Death of the big shop
With news of a major development in consumer behaviour, the opening of an exciting new facility dedicated to the production of electric vehicles and a report detailing the impacts of robots on our future careers, this week has given us plenty to think about. Supply chain blogger, Sam Phipps, investigates the hottest topics in the press and assesses their impact on businesses across the UK.
Is this the bitter end for the big weekly shop?
When the first out-of-town supermarket superstore opened in 1964, it was truly revolutionary: Shoppers had never seen anything like it! However, are these megastore formats still relevant to shoppers today?
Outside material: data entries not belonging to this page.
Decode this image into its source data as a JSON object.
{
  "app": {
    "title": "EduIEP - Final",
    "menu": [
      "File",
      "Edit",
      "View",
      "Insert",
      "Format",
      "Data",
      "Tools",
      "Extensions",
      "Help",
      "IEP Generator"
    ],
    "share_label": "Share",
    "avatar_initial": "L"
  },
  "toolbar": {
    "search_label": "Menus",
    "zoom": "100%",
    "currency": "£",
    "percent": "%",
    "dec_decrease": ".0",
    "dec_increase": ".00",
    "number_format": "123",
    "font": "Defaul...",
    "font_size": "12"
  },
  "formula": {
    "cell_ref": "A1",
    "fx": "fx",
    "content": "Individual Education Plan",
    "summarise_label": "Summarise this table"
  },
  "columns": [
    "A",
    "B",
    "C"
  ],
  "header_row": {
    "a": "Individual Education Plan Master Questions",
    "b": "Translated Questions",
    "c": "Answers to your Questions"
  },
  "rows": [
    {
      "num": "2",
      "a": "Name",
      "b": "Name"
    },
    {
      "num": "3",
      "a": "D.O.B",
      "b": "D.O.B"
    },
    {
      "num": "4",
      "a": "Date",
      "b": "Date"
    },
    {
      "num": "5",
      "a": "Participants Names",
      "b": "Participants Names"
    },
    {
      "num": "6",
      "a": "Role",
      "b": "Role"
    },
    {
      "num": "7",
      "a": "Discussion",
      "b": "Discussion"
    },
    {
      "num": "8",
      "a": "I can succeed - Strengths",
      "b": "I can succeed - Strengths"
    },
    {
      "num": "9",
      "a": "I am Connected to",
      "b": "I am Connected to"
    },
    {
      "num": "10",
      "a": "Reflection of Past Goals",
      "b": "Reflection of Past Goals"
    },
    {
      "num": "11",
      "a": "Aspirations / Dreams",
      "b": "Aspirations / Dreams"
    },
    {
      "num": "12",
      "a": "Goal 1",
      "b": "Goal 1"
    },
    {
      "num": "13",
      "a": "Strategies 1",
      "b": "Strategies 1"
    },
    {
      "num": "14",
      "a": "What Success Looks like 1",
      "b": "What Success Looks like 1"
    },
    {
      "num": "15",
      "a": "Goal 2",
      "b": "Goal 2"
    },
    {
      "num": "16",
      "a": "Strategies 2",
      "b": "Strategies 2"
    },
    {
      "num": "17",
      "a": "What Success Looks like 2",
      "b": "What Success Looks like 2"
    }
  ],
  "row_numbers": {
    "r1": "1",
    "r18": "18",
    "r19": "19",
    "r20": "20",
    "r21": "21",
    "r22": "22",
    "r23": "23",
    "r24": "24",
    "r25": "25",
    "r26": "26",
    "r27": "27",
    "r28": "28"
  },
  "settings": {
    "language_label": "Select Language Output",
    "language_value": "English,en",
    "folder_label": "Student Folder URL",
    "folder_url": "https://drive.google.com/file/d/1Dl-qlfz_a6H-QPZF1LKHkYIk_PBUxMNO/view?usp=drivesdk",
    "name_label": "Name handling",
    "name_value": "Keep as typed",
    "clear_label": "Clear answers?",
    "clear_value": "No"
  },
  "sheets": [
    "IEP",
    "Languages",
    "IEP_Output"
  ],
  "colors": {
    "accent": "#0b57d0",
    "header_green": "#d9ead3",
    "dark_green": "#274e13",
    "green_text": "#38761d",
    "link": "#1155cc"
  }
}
Following a study into the shopping behaviours of more than seven million shoppers, it seems consumers are turning their backs on the big weekly shop in preference of smaller, more regular shopping trips. In fact, the report highlighted that a staggering 60% of all baskets in hypermarkets stores now contained 6 or fewer items (as opposed to a trolley full).
With more time pressure than ever before, it’s not surprising that consumers are utilising superstores more like convenience outlets. However, given that this trend shows no sign of slowing, how should retailers adapt their assortments and supply chain operations to meet the evolving demands of their customers?
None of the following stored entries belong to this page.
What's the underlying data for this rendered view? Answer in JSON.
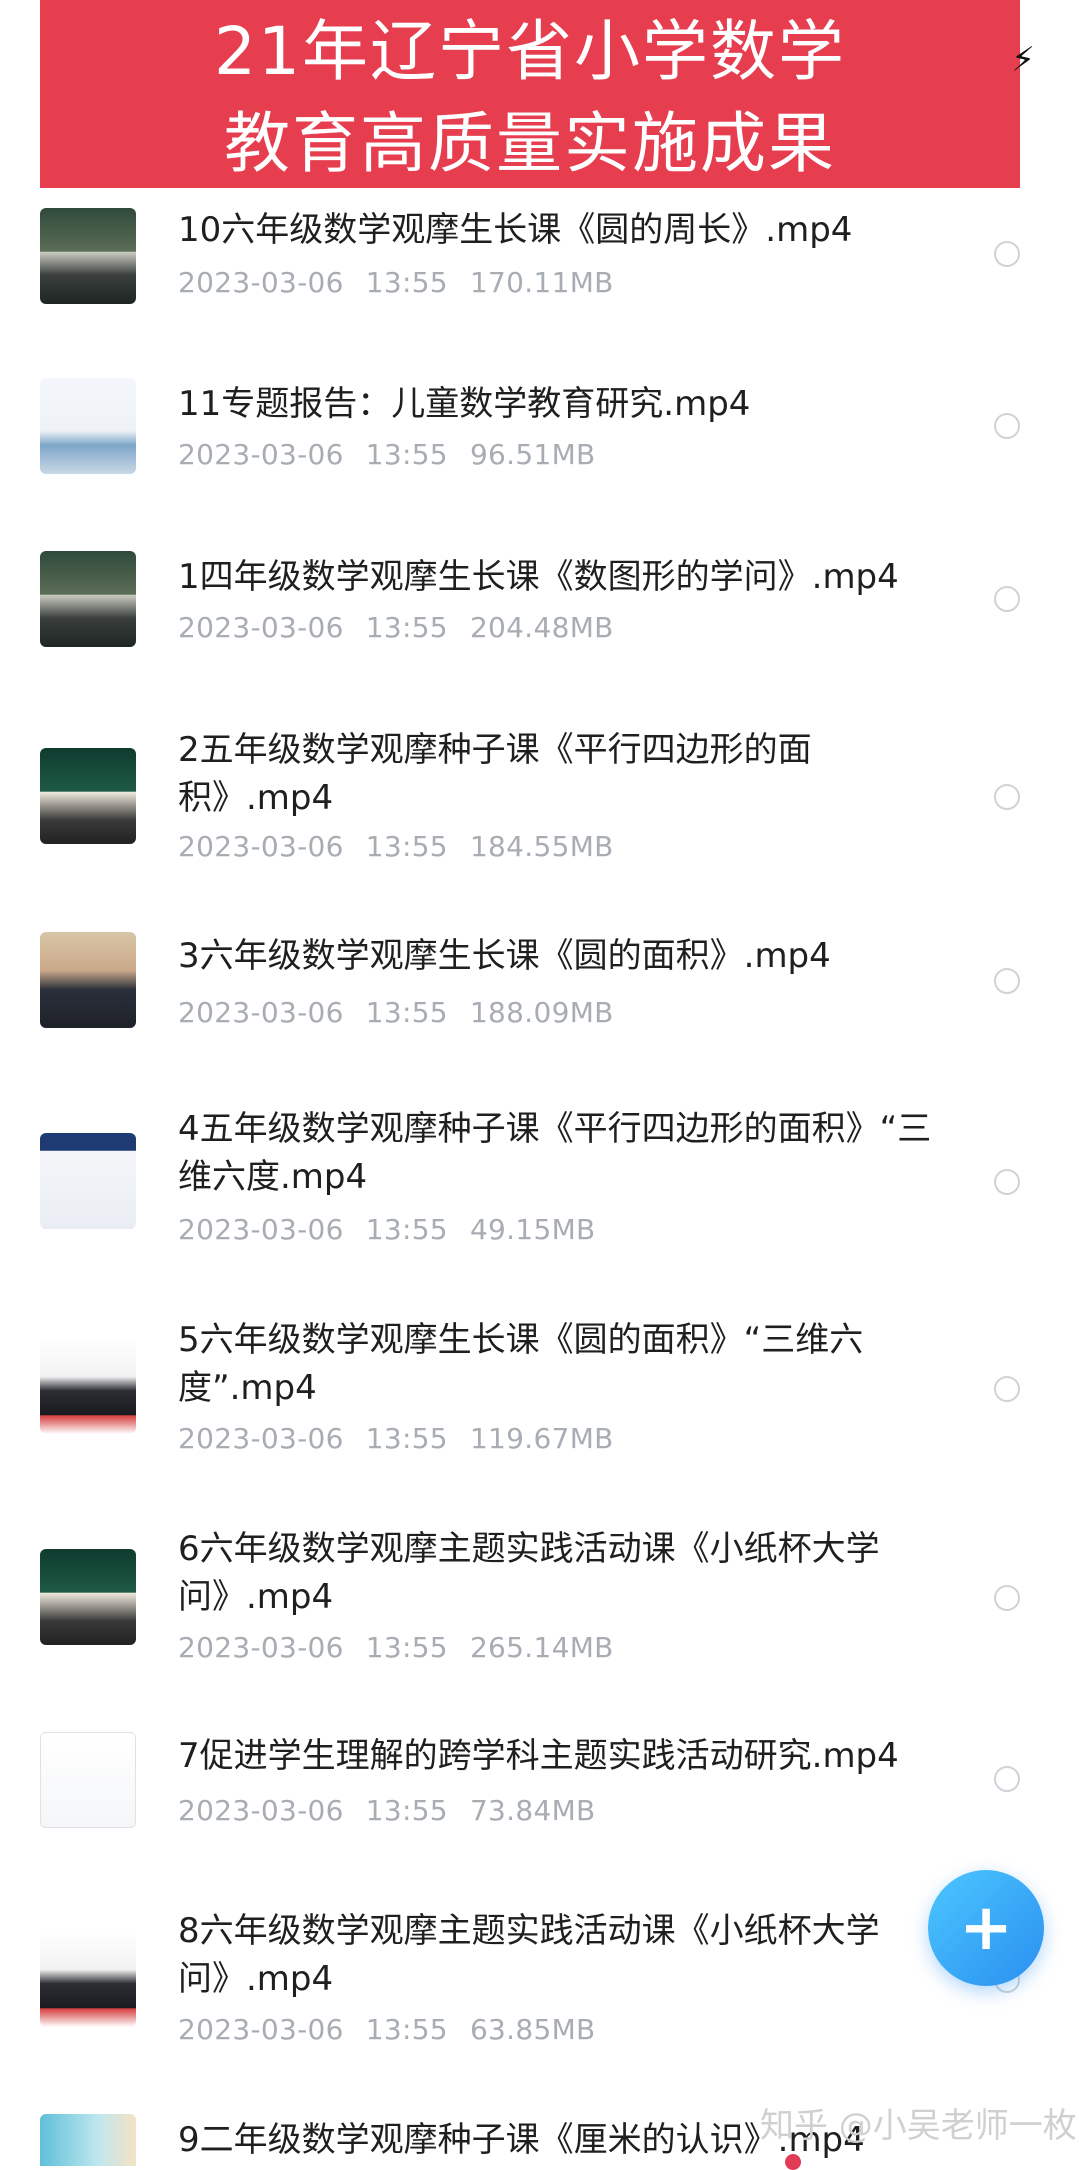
{
  "banner": {
    "line1": "21年辽宁省小学数学",
    "line2": "教育高质量实施成果"
  },
  "status": {
    "icon": "lightning-icon"
  },
  "files": [
    {
      "title": "10六年级数学观摩生长课《圆的周长》.mp4",
      "date": "2023-03-06",
      "time": "13:55",
      "size": "170.11MB",
      "thumb": "classroom"
    },
    {
      "title": "11专题报告：儿童数学教育研究.mp4",
      "date": "2023-03-06",
      "time": "13:55",
      "size": "96.51MB",
      "thumb": "slide"
    },
    {
      "title": "1四年级数学观摩生长课《数图形的学问》.mp4",
      "date": "2023-03-06",
      "time": "13:55",
      "size": "204.48MB",
      "thumb": "classroom"
    },
    {
      "title": "2五年级数学观摩种子课《平行四边形的面积》.mp4",
      "date": "2023-03-06",
      "time": "13:55",
      "size": "184.55MB",
      "thumb": "board"
    },
    {
      "title": "3六年级数学观摩生长课《圆的面积》.mp4",
      "date": "2023-03-06",
      "time": "13:55",
      "size": "188.09MB",
      "thumb": "person"
    },
    {
      "title": "4五年级数学观摩种子课《平行四边形的面积》“三维六度.mp4",
      "date": "2023-03-06",
      "time": "13:55",
      "size": "49.15MB",
      "thumb": "slide2"
    },
    {
      "title": "5六年级数学观摩生长课《圆的面积》“三维六度”.mp4",
      "date": "2023-03-06",
      "time": "13:55",
      "size": "119.67MB",
      "thumb": "podium"
    },
    {
      "title": "6六年级数学观摩主题实践活动课《小纸杯大学问》.mp4",
      "date": "2023-03-06",
      "time": "13:55",
      "size": "265.14MB",
      "thumb": "board"
    },
    {
      "title": "7促进学生理解的跨学科主题实践活动研究.mp4",
      "date": "2023-03-06",
      "time": "13:55",
      "size": "73.84MB",
      "thumb": "slide3"
    },
    {
      "title": "8六年级数学观摩主题实践活动课《小纸杯大学问》.mp4",
      "date": "2023-03-06",
      "time": "13:55",
      "size": "63.85MB",
      "thumb": "podium"
    },
    {
      "title": "9二年级数学观摩种子课《厘米的认识》.mp4",
      "date": "",
      "time": "",
      "size": "",
      "thumb": "partial"
    }
  ],
  "fab": {
    "label": "+",
    "icon": "plus-icon"
  },
  "watermark": "知乎 @小吴老师一枚"
}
Electrifying the aftermarket
It’s been a big week for the British automotive industry as the London Taxi Company opened the UK’s very first dedicated production facility for electric vehicles. Costing over £300,000,000 to build, the state-of-the-art factory is set to produce around 20,000 vehicles annually, with the potential to increase production to over 36,000 cars in the future. Given that our black cabs are now going electric, how long will it be until we all join the queue?
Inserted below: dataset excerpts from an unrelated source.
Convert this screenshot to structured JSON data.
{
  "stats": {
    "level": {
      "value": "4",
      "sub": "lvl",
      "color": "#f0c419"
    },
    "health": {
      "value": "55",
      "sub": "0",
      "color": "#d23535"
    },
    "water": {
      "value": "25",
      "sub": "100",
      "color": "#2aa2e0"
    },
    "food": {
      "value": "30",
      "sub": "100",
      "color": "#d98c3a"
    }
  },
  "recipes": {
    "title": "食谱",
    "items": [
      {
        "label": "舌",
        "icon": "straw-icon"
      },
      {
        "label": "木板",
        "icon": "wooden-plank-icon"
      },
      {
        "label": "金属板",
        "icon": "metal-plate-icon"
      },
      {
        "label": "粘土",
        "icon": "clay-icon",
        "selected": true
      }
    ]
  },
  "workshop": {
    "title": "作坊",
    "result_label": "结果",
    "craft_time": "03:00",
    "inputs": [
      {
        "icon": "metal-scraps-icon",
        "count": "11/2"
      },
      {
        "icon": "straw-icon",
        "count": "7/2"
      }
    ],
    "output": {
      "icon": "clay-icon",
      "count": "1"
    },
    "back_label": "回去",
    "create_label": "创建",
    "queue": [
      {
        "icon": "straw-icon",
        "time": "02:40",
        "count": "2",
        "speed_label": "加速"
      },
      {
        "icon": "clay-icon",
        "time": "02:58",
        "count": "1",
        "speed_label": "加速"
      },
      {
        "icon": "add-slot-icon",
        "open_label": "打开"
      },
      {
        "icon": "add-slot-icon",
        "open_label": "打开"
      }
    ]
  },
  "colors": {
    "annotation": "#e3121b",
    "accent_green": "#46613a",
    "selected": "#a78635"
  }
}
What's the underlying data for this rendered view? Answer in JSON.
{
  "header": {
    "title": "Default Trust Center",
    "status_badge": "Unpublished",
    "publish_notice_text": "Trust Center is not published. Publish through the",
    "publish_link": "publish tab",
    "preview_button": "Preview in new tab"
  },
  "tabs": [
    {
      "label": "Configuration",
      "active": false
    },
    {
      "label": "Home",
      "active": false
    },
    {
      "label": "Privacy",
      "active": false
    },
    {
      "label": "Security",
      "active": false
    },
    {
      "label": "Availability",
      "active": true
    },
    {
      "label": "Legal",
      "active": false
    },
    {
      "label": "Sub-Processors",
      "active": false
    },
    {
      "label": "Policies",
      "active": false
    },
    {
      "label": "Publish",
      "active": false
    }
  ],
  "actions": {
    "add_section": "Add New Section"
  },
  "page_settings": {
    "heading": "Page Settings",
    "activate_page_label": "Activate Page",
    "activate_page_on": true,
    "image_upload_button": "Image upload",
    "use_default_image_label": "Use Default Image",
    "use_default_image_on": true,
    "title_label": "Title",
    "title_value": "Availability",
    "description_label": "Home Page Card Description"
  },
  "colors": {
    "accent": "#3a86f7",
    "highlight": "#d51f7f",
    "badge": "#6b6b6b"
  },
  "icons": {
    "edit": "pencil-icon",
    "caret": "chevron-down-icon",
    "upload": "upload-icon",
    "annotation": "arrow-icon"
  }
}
However, as we enter this new era of electric motoring, the aftermarket is under increasing pressure to keep up with the pace. Considering the number of new components, coupled with the ever-evolving nature of the technologies that go into electric vehicles, anticipating future customer demand for replacement parts could be difficult, to say the least!
Despite this, as the sector grows, this emerging market will present businesses across the automotive aftermarket with a real opportunity on which to profit. The questions is, however, what can these businesses do to prepare their operations for the challenges that lie ahead?
Human Vs the Humanoid
From the manufacturing processes of the cars we drive to the production of the food we eat, robots already play a huge part in the way we live our lives. However according to a new report from PwC, millions of UK workers are at risk of losing their jobs to intelligent robots. In fact, by as early as 2030, some 30% of jobs that exist today will be under threat from artificial intelligence and advanced robotics!
With manufacturing, wholesale distribution, retail and transportation expected to be amongst the worst industries to be hit, how will the advancement of robotics impact the supply chain? Will we ever embrace our new humanoid colleagues?